Discussions of the criminal nature of immigrants inevitably accompany large movements of people, when old patterns of settlement are dramatically disturbed by the flows of newcomers, the image of the ‘deviant immigrant’.
Representations of crime and deviance are deeply embedded in social structures and relationships within given societies. These representations mirror the inclusive and exclusive tendencies of the societies in which they emerge.
"They are dangerous others who threaten our safety and have no call on our fellow feeling. The appropriate reaction for society is one of social defence: we should defend ourselves against these dangerous enemies rather than concern ourselves with their welfare and prospects for rehabilitation."(Garland, 2001a: 184)
The deviant immigrant thus represents the polluting element, the quintessential other, which accompanies global transformations. Loader and Sparks (2002:104) point out that :
"It is also precisely under globalizing conditions that people’s sense of place – and of differences between ‘here/there’, ‘inside/outside’, ‘us/them’ – takes on renewed force as a structuring feature of social relations and culture; questions of crime, danger, safety, and order often today figuring pivotally in how the quotidian life of particular neighbourhoods, towns, cities, and nations is experienced, imagined, and defended."
Furthermore, in the context of the European Union, the talk about immigrant crime and cultural deviance serves as a vehicle for a debate about the contested nature of European identity
(Melossi, 2003). Discussions about terrorism, about unscrupulous trafficking networks and honour killings, play a central role in everyday police work, as well as, on the broader level, in the resurgence of the politics of xenophobia and in renewed debates on the fate of multiculturalism.

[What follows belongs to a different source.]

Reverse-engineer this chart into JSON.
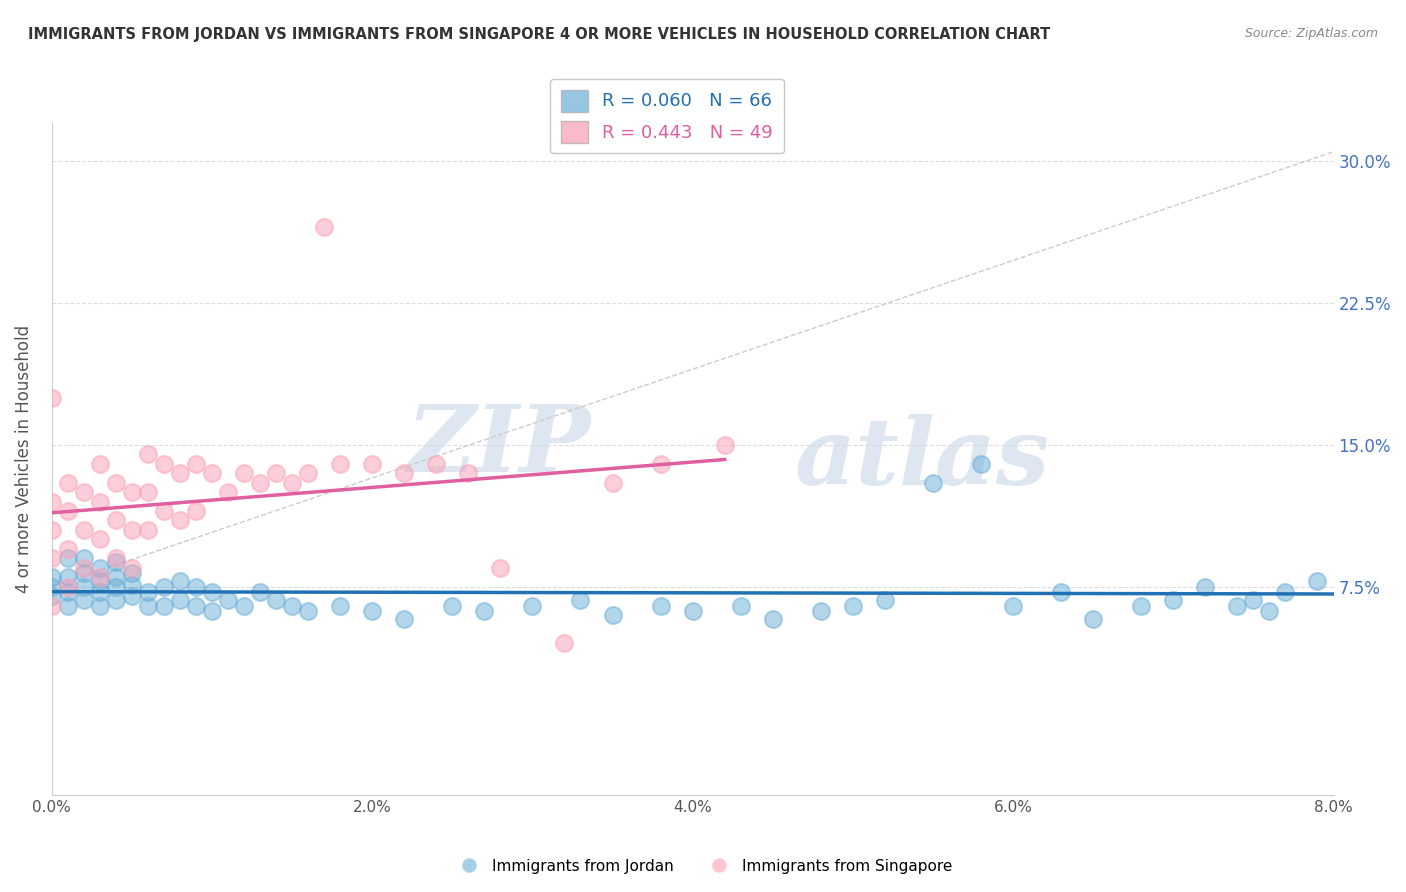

The discourse about the deviant immigrant therefore needs to be situated within a broader context of growing global divisions and insecurities. It clearly exemplifies how globalization is not only an ‘out there’ phenomenon’ but simultaneously an ‘in here’ development’ (Giddens, 1998). While influenced by profound global movements and transformations, the immigrant also finds himself or herself situated at the heart of local struggles for safety and security.